Yaşananlar ve Gerçekler
Biraz sokaklardan yansıyanlara bakalım:
Malatya’da sokakta bali çeken bir grup genç tarafından
işlenen cinayet… Diyarbakır’da ilkokul çocukları
birbirlerini öldürüyor... Adana’da internet cafede
kavga çıkıyor ve çok sayıda genç yaralanırken,
iki kişi tutuklanıyor… Antalya’da sokakta gezen
iki arkadaş, kendisinden sigara isteyen tiner
bağımlısı bir grup genç tarafından bıçaklanıyor…
İstanbul’da bir evde ailenin bütün bireyleri katlediliyor…

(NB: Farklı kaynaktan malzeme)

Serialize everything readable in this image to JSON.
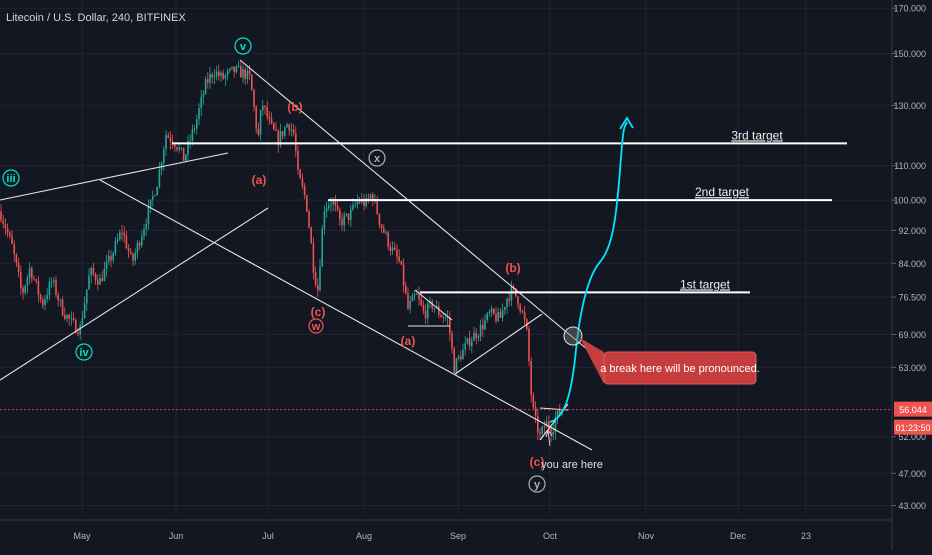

Yine İstanbul’da sokak ortasında bir hemşireye
tecavüz ediliyor… Bu sonuncusu, en tuhaf örnek
aslında. Okmeydanı’nda tecavüze uğrayan hemşire
olayında gariplikler ve toplumu kandırma biçimlerinden
biri yaşanıyor. Sözde polis hemen harekete geçiyor
ve İstanbul’un Emniyet Müdürü Celalettin Cerrah,
tecavüz eden kişinin yakalandığını, hemşire ile
yüzleştirildiğini, cezaevine yollandığını açıklıyor.
Böylece topluma bu kaos ortamında “güven” veriliyor!
Ama kısa süre sonra gerçek durum açığa çıkıyor.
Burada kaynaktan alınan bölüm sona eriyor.